Interior alternate angles are equal, As a result, 

(7x + 82) ° = (8x – 88) ° 

⇒ 7x + 82 = 8x – 88 

⇒ x = 170

In the original formulations, substitute x.

⇒ (7x + 82) ° = 1272°.

⇒ (8x – 88)° = 1272°

As a result, (7x + 82) ° = (8x – 88)°.

Example 2: P and Q are on opposite lanes. They planned to construct a path that would cut at an angle between the two pathways. What is the value of ∠Q if ∠P = 85°?

Answer:

Because the two pathways are joined by a transversal, the alternative angles should be identical, suggesting that ∠P equals ∠Q.

As a result, ∠Q = ∠P = 85°.

Example 3: If the alternate interior angles are indicated as (7x + 55)° and (8x – 95)° in a given set of two parallel lines cut by a transversal, calculate the value of x and the true value of the alternate interior angles using the alternate interior angles theorem.

Answer:

Alternate interior angles are (7x + 55)° and (8x – 95)°. L1 and L2 are parallel, hence the two angles are congruent. So,

(7x + 55)° = (8x – 95)°

⇒ 7x + 55 = 8x – 95 

⇒ -150 = -x 

As a result, x = 150°.

By changing the value of x with the provided angles, we can determine the exact value of the angles.

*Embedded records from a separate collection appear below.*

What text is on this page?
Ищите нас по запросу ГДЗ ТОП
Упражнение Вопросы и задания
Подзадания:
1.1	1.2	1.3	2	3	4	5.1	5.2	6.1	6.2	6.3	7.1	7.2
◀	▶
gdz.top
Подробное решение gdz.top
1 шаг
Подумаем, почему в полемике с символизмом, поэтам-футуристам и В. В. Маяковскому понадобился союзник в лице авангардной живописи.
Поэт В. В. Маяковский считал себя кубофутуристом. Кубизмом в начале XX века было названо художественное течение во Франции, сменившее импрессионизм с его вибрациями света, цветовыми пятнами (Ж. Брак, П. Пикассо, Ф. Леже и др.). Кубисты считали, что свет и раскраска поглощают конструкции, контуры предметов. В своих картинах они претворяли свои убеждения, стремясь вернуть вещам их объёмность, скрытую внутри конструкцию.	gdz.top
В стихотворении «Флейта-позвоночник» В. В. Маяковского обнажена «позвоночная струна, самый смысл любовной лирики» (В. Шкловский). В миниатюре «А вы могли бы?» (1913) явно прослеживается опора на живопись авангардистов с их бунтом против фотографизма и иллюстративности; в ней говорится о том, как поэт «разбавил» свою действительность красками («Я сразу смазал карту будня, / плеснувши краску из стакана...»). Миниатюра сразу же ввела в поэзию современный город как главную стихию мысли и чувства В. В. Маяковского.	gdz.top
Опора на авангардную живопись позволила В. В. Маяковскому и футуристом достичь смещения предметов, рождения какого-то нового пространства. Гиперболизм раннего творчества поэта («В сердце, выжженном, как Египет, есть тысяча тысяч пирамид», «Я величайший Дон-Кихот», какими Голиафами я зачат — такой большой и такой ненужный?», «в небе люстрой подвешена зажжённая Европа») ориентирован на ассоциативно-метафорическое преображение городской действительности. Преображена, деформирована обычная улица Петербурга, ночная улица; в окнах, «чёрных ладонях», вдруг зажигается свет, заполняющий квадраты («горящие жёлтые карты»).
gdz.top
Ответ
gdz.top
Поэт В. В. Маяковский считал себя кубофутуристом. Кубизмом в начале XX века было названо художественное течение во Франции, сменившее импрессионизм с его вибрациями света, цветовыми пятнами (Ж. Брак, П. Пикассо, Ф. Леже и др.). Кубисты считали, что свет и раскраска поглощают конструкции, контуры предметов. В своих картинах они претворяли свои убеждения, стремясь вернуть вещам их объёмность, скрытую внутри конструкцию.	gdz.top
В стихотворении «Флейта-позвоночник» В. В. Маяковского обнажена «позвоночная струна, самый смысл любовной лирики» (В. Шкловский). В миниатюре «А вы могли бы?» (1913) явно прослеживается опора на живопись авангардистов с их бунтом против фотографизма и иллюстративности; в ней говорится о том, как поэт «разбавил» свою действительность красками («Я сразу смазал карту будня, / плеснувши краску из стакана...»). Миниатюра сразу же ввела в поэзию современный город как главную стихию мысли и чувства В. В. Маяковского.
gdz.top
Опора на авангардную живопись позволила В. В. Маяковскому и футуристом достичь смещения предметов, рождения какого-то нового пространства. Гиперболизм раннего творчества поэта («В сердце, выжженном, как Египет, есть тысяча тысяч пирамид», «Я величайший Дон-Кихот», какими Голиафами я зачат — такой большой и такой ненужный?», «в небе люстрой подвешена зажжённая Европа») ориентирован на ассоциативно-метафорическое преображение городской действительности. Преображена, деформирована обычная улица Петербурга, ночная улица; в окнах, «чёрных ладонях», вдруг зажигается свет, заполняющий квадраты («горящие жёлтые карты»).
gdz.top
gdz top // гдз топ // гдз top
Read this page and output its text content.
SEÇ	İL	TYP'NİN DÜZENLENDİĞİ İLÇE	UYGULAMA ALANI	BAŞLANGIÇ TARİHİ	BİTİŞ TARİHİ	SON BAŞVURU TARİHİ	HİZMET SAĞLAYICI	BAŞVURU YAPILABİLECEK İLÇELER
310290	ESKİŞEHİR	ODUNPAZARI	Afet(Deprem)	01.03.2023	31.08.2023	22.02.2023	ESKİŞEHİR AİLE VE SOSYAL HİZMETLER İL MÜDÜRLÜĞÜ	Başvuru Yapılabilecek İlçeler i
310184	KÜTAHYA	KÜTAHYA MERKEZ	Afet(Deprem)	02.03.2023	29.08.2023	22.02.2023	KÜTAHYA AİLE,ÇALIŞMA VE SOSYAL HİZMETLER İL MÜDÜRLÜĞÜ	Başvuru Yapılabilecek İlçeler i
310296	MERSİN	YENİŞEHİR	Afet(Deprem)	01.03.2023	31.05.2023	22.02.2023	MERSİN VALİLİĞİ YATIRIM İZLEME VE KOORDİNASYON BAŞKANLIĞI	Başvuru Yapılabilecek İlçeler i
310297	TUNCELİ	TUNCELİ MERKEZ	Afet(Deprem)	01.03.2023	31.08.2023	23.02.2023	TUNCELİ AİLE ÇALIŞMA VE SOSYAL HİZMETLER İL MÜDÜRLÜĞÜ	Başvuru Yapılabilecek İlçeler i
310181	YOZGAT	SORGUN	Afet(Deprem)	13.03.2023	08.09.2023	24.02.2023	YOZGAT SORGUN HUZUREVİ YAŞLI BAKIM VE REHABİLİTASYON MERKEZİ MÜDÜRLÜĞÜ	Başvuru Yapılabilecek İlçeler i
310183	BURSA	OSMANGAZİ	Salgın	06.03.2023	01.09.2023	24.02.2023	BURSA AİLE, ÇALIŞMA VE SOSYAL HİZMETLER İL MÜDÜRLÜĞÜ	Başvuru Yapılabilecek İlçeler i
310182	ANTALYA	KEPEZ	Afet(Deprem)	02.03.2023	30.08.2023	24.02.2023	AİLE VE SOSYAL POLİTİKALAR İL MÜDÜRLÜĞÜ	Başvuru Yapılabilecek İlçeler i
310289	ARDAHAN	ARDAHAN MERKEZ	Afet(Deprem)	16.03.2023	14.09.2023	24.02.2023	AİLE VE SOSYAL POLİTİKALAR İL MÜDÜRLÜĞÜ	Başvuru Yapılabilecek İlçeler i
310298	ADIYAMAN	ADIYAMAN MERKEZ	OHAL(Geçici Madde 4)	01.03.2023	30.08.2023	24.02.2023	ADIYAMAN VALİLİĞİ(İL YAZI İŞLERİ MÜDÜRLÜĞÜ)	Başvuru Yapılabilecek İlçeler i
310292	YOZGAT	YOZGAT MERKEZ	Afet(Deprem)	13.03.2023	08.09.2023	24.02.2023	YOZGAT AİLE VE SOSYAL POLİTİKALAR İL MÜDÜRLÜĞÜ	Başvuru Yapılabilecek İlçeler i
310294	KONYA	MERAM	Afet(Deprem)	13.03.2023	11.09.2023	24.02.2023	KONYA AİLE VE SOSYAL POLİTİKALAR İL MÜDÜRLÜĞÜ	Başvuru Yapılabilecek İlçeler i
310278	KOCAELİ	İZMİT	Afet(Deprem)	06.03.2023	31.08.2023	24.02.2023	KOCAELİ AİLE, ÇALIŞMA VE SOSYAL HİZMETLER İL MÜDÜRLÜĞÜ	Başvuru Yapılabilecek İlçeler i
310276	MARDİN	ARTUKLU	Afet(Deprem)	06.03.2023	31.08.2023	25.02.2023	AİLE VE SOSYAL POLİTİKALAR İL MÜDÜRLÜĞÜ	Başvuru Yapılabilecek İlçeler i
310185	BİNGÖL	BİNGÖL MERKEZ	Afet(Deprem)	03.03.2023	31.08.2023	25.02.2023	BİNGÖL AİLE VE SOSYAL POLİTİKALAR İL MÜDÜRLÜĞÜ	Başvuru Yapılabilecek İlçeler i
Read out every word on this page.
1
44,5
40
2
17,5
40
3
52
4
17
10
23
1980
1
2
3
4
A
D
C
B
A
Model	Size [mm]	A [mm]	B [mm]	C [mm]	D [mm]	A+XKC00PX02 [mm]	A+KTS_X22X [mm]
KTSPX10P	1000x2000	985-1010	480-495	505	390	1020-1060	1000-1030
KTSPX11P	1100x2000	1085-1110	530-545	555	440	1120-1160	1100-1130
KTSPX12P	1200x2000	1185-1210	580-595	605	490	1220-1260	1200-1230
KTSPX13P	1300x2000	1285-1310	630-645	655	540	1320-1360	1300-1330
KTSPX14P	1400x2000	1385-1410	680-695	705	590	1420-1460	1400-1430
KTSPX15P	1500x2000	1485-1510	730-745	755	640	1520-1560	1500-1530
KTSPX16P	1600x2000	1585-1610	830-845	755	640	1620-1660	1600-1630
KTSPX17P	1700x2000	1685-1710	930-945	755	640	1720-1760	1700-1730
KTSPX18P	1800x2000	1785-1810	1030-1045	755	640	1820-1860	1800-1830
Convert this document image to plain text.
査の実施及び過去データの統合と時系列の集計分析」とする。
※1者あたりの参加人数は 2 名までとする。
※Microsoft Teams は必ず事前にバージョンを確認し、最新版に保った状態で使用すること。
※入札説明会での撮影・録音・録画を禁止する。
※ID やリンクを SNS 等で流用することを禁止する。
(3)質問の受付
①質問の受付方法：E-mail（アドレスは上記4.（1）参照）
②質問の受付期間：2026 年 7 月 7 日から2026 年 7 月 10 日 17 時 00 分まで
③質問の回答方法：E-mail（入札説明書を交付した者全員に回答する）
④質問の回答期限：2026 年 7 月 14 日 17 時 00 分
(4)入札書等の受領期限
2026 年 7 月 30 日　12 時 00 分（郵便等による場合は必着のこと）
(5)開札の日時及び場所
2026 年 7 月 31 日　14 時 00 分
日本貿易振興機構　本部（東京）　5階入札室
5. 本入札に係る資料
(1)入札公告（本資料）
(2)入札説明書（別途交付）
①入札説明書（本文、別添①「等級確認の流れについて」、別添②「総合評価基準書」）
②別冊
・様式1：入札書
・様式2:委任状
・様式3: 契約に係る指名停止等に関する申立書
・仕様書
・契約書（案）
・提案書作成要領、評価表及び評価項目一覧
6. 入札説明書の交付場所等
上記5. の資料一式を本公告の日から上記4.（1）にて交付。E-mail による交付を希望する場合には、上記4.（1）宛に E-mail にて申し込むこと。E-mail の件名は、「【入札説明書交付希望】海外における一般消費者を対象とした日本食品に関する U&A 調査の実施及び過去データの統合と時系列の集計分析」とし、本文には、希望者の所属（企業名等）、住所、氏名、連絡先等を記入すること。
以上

(7x + 55)° = [7(150) + 55]° = 1105°

(8x – 95)°= [8(150) − 95]° = 1105°

Because they are opposite inside angles, they have the same value.

Example 4: Mark the interior angles and write their values on the accompanying picture. In the diagram, ∠3 = 95°and ∠5 = 105°.

Solution:

The various inside angles in the preceding image are  ∠3, ∠4, ∠5, and ∠6. Only ∠3 and ∠5 are offered.

Because we already know that alternate inside angles are equivalent.

∠3 = ∠6 = 95°

∠4 = ∠5 = 105°

Define Alternate Interior Angles.

The angles created inside the two parallel lines when a transversal intersects them are known as the alternate interior angles, and they are equal to their alternate pairs.

Are Alternate Interior Angles Equal?

Yes, alternate internal angles are equal for parallel lines. When a transversal connects two parallel lines, the angles on opposing sides of the transversal have the same measure.

How Can Alternate Interior Angles Be Solved?

The alternate interior angles theorem states that if a transversal connects two parallel lines, the alternate interior angles are identical in size. If we know the measure of the corresponding alternate interior angle, we may use this theorem to determine the measure of the alternate interior angle.

Alternate Interior and Exterior Angles: What Is the Difference?

The angles that are between the interior of the two lines and have alternate interior angles are those with different vertices, which are on the alternate sides of the transversal. Alternate exterior angles, on the other hand, are those angles with distinct vertices that are located on the alternate sides of the transversal but are located on the outside of the two lines.

How Can Alternate Interior Angles Be Solved?

The alternate interior angles theorem states that if a transversal connects two parallel lines, the alternate interior angles are identical in size. If we know the measure of the corresponding alternate interior angle, we may use this theorem to determine the measure of the alternate interior angle.

Alternative Interior Angles: Supplementary or Congruent?

The alternate interior angles of two parallel lines are congruent or identical, according to the alternate interior angles theorem.

What are Same Side of Interior Angles?

Same-side interior angles are pairs of angles generated by two parallel lines and a transversal that are on the same side of the transversal. They add up to 180 degrees.